Competing effectively on value-added services will require partners. This will be true both on the commercial and retail side. And for smaller institutions, that may seem like a gargantuan task, especially from a technical standpoint. But it doesn’t have to be. There is an entire crop of fintech service providers that are dedicated to helping banks create more flexible architectures. Fintech enablement platform Hydrogen, for example, built its business on enabling companies to quickly add financial products using its prebuilt API catalogues, and it is now gearing up to launch a suite of nonfinancial tools including customer relationship management and marketing. “This will allow companies to combine the embedded fintech services with non-fintech with just a few clicks,” company co-founder Mike Kane told CCG Catalyst.

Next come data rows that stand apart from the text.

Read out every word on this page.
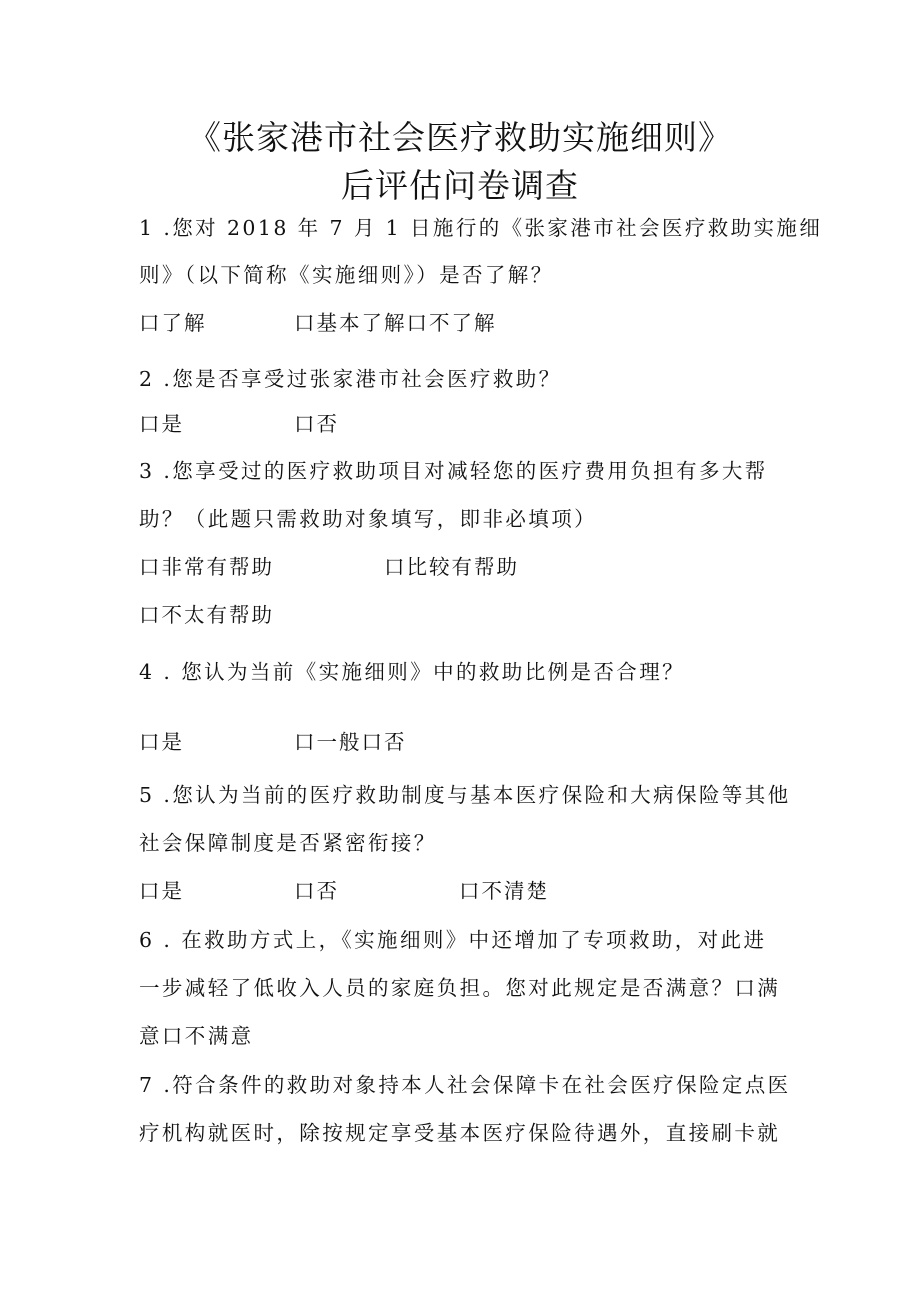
《张家港市社会医疗救助实施细则》
后评估问卷调查
1 .您对 2018 年 7 月 1 日施行的《张家港市社会医疗救助实施细
则》（以下简称《实施细则》）是否了解？
口了解	口基本了解口不了解
2 .您是否享受过张家港市社会医疗救助？
口是	口否
3 .您享受过的医疗救助项目对减轻您的医疗费用负担有多大帮
助？（此题只需救助对象填写，即非必填项）
口非常有帮助	口比较有帮助
口不太有帮助
4 . 您认为当前《实施细则》中的救助比例是否合理？
口是	口一般口否
5 .您认为当前的医疗救助制度与基本医疗保险和大病保险等其他
社会保障制度是否紧密衔接？
口是	口否	口不清楚
6 . 在救助方式上，《实施细则》中还增加了专项救助，对此进
一步减轻了低收入人员的家庭负担。您对此规定是否满意？口满
意口不满意
7 .符合条件的救助对象持本人社会保障卡在社会医疗保险定点医
疗机构就医时，除按规定享受基本医疗保险待遇外，直接刷卡就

It is important to note that value-added offerings in financial services aren’t a new idea. Banks have long offered services like identity theft protection and a number do provide access to payroll support, for example. But what fintechs excel at is thinking deeply about the customer and creating offerings specific to their core business. As a result, they can move away from one-size-fits-all add-ons and look for things that are complimentary, like Square’s email marketing for merchants or Acorns’ educational content alongside investment products. The pioneers here aren’t just creating a better customer experience, (though they are doing that), they are completely reimagining what it means to be a financial services company today. It’s time to follow their lead.